As the largest known component in the m6A methyltransferase complex, KIAA1429 is identified as a scaffold that orchestrates the core components, which consist of METTL3/METTL14/WTAP, on RNA substrates for the purpose of specific m6A methylation in the 3′ UTR and near the stop codon [17, 38]. Indeed, we found significantly lower global m6A levels in KIAA1429-inhibited cells, which highlighted the functional importance of KIAA1429 in m6A modification. Therefore, MeRIP-seq was performed to clarify the altered m6A peaks on methylated transcripts caused by KIAA1429 depletion, consistently verifying 1152 decreased peaks in the 3′ UTR and near the stop codon. Strikingly, it is reported that KIAA1429 contains a RNA-binding protein (RBP) domain similar to those of RNA and DNA helicases, translation initiation factors and ribonucleoproteins, which is involved in RNA metabolism, processing, transport and translation [39]. Research has proven that abnormal expression of certain RBPs may be the main reason for the activation of oncogenes or the downregulation of tumor suppressor genes [40], which prompted us to conduct RIP-seq to probe the decisive tumor-related transcripts bound by KIAA1429. Then, RNA-seq was employed to ascertain the altered expression of mRNA transcripts modulated by KIAA1429. Eventually, we identified GATA3 as the direct downstream target of KIAA1429-mediated m6A modification.

Hundreds of reports describe the cancer-inhibiting implications of GATA3 [41]. As a well-known transcription factor, GATA3 induces the expression of numerous tumor-suppressive genes by binding to and activating their promoters [21, 42]. However, limited research has focused on what causes the downregulation of GATA3 in cancers. In our work, KIAA1429 was found to mediate the m6A modification on the 3′ UTR of GATA3 pre-mRNA, disturbing the binding of HuR to GATA3 pre-mRNA and then reducing the expression of GATA3 pre-mRNA, after which GATA3 mRNA displayed decreased expression. Furthermore, we noted that silencing GATA3 exerted reversed effects on cell proliferation and metastasis restrained by KIAA1429 depletion. In fact, this is first comprehensive work that investigates the biological function of GATA3 in HCC and explains why GATA3 is down-regulated.

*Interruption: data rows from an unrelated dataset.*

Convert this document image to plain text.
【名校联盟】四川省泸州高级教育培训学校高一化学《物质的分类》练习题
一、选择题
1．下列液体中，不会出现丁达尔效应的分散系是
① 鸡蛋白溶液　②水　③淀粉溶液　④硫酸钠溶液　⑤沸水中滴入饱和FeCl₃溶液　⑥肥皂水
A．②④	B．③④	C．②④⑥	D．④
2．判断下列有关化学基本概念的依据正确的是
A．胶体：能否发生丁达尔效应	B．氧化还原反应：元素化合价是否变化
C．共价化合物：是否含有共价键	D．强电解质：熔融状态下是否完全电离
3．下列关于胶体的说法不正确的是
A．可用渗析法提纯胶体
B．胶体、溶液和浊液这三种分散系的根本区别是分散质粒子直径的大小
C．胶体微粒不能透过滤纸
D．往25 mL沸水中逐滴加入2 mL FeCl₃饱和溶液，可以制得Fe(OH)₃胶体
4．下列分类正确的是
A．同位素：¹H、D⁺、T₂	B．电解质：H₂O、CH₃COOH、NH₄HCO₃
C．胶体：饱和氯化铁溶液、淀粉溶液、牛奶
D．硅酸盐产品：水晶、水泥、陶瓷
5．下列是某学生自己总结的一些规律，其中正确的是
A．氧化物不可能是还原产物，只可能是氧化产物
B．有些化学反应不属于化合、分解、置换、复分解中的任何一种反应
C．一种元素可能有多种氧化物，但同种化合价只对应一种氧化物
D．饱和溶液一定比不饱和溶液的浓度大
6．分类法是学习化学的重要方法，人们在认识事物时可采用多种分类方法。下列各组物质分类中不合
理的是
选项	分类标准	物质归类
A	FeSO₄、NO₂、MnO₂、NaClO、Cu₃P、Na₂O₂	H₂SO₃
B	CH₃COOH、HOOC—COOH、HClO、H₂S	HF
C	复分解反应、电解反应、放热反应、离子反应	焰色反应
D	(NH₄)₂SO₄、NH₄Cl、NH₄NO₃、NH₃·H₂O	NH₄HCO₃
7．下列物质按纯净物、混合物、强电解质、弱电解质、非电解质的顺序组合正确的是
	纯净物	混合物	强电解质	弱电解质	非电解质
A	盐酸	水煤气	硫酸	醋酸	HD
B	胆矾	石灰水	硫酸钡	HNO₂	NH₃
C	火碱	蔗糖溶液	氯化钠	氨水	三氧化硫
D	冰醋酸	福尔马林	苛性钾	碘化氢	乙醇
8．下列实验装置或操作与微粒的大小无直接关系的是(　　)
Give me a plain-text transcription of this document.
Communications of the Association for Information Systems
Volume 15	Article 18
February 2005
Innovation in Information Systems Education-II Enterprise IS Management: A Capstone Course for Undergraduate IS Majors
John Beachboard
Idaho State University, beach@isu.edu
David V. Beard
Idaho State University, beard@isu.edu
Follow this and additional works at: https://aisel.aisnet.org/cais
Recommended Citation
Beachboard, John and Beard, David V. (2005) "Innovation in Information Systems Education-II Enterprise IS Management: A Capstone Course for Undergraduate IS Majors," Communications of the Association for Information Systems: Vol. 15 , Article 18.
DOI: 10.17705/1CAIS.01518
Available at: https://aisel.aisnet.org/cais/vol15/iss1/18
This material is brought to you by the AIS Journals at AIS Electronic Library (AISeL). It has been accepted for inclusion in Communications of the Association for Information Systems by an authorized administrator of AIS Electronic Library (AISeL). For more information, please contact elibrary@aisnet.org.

LncRNAs are a class of RNA transcripts that contain more than 200 nucleotides and have no protein-coding potential [43]. As a subtype of lncRNAs, antisense transcript-derived lncRNAs play crucial roles in gene regulation [29]. For example, the antisense lncRNA FGFR2-AS from within the FGFR2 locus promotes function-specific alternative splicing of FGFR2 pre-mRNA [28]. Antisense lncRNA of glutaminase (GLS-AS) inhibits GLS expression at the post-transcriptional level via interaction with GLS pre-mRNA in pancreatic cancer [44]. In this study, we identified GATA3-AS, transcribed from the antisense strand of the GATA3 gene, as a cis-acting element for targeted m6A regulation of KIAA1429 on GATA3 pre-mRNA. In addition, our data revealed that GATA3-AS knockdown markedly suppressed the malignant phenotypes of hepatoma cells, which could be rescued by GATA3 inhibition.

Conclusions

In conclusion, we ascertained a complex epi-transcriptomic regulation underlying the KIAA1429-GATA3 pathway. To be precise, without KIAA1429 disturbance, the interaction between HuR and GATA3 pre-mRNA sustained the stability of the latter in normal liver cells, leading to a relatively high expression of GATA3 (Fig. 7e). In contrast, under the guidance of GATA3-AS, KIAA1429 preferentially induced m6A methylation on the 3′ UTR of GATA3 pre-mRNA in liver cancer cells, followed by the separation of HuR and the degradation of GATA3 pre-mRNA, before GATA3 showed downregulated expression (Fig. 7f). In conclusion, our findings contributed insight into the critical role of KIAA1429 in liver cancer development, and indicated the novel significance of the molecular mechanism of m6A epi-transcriptomic modification in cancer research.